Typically, pacing is used in the connotation conserving energy, so as not to tire out before the finish. This aerobic only pacing was more like completing the session using only half the tank. This was training with an artificial, and annoying, constraint.
Getting underway on the next SerenityThroughSweat project
There is a purpose to the pacing though. Even at anaerobic sprint intensities, upwards of 70% of your energy come from the aerobic production system. At sub-maximal efforts, like those in most endurance events or everyday activities, that percentage is even higher.
Building your aerobic engine, slogging through those slow, laborious miles, is training the engine that powers the vast majority of your activity. It may not be glamorous, but it is the work that pays dividends.
Training primarily aerobically also paces your body to respond to the chemical and hormonal rewards we mentioned above. The body is much better at noticing relative change, than it is overall levels. Said another way, if you are constantly chasing the a runner’s high into a red zone heart rate, your body will adapt to those elevated chemical levels. If your training is primarily aerobic, those high intensity sessions send a powerful chemical signal because the levels of the suite of growth hormones are elevated, relative to normal training response.
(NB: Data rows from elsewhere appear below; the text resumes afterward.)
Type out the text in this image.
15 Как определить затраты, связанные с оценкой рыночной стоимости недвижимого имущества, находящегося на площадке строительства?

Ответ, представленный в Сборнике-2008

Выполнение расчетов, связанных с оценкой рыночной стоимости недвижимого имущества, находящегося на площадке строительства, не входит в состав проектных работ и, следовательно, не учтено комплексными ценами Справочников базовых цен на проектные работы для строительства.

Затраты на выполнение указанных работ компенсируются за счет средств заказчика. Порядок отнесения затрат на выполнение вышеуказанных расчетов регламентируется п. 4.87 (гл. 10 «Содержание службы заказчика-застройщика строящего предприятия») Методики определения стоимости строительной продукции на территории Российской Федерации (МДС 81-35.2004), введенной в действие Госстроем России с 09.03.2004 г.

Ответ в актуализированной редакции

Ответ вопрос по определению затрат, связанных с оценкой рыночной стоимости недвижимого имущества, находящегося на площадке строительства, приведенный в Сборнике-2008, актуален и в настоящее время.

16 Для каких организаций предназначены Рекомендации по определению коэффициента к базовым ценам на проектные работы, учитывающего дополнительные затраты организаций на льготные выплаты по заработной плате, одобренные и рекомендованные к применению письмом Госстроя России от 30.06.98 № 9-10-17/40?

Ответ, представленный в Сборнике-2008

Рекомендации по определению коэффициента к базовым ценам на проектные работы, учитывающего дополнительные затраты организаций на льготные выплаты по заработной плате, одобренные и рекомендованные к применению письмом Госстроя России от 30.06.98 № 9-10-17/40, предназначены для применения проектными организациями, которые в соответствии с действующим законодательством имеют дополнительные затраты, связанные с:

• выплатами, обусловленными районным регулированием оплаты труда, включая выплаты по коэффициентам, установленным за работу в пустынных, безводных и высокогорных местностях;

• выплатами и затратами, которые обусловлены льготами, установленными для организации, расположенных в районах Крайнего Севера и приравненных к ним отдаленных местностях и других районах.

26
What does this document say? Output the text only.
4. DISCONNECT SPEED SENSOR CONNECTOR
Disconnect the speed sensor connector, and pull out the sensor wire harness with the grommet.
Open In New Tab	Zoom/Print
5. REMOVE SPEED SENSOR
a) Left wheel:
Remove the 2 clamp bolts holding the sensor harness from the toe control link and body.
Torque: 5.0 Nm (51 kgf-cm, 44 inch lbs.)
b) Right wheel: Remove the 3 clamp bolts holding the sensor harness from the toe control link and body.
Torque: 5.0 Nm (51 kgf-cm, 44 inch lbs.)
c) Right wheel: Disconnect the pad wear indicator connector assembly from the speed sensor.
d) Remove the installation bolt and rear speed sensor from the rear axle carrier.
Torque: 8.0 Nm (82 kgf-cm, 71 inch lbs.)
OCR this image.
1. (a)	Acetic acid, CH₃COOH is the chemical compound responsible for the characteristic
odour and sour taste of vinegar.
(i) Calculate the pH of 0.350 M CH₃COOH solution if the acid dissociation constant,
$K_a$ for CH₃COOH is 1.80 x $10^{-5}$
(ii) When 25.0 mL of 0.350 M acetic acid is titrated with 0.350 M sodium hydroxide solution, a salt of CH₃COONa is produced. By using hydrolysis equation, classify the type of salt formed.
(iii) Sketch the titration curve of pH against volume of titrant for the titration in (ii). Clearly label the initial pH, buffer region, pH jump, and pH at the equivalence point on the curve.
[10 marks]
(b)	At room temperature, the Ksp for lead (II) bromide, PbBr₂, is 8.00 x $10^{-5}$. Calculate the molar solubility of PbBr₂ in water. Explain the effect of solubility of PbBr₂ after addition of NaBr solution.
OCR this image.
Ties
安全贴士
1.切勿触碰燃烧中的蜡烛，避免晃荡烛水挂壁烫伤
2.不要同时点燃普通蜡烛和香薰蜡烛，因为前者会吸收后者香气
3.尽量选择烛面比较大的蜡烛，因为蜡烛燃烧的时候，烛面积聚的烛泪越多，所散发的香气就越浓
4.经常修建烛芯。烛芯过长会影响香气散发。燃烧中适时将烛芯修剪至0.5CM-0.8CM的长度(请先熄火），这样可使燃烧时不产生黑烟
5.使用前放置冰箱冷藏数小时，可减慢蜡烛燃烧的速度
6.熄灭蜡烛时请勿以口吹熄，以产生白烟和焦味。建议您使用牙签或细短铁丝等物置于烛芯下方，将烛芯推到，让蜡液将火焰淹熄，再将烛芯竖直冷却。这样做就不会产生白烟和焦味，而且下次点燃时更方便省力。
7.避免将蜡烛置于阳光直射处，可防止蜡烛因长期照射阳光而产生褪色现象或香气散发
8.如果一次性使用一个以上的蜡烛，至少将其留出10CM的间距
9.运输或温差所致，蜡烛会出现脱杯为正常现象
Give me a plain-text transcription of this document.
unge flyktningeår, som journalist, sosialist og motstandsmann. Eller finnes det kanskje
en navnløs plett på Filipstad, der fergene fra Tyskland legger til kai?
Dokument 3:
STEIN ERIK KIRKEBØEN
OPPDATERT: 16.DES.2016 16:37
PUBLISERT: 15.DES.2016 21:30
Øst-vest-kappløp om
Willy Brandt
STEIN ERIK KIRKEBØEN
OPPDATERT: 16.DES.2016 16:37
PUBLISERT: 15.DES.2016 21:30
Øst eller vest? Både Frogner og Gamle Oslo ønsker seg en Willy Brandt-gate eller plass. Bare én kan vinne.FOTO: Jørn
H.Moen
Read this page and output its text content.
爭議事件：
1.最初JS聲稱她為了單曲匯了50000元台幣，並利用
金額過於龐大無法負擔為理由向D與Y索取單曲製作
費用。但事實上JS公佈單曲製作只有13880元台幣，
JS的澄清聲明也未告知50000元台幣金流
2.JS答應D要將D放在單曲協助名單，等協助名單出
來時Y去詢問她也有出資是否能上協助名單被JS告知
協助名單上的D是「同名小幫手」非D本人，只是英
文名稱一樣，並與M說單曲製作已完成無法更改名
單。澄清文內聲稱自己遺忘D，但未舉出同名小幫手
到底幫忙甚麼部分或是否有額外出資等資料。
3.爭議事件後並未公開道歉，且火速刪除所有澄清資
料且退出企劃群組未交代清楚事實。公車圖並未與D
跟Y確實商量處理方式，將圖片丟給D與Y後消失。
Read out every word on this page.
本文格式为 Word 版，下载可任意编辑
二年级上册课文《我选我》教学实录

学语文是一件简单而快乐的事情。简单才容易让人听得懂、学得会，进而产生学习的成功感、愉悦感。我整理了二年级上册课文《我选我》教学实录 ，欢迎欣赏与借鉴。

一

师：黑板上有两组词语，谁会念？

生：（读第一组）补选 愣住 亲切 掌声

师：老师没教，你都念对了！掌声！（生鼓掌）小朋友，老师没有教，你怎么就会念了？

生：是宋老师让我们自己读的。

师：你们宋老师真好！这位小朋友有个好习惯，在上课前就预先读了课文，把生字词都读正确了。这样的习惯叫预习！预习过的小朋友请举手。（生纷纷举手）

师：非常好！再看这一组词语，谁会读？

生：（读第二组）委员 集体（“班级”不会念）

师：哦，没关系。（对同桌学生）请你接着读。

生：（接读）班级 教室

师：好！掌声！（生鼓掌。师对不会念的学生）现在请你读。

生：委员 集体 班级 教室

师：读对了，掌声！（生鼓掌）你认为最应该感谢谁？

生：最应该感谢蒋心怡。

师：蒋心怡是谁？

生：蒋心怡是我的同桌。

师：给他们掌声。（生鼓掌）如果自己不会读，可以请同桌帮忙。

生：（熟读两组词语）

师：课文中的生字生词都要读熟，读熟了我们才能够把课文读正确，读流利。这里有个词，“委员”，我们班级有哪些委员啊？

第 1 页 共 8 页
Recovery work and an MAF test, all 150 bpm or below with constant reminders
I see a lot of similarity in my interactions with my boys, especially El Duderino. The emotional and chemical reward I feel when they learn how to do something for the first time is a high I will keep chasing.
But the majority of our interactions seem like a crawl toward progress, (often with the same reminder to keep my heart rate down).
Maybe you are less familiar with burnout from a training regimen, but I think every parent has felt burnout at some point. Pacing, of energy, effort, engagement, and expectations, can make all the difference in finishing a day with hugs and smiles versus resentments, and frustrations.
El Duderino at the science center
When in doubt remember that pacing is your friend, and no matter how annoying it is, that incessant chirping reminder to adhere to your pace can help guide you towards serenity.
Thanks for joining me, stay safe and stay sweaty my friends.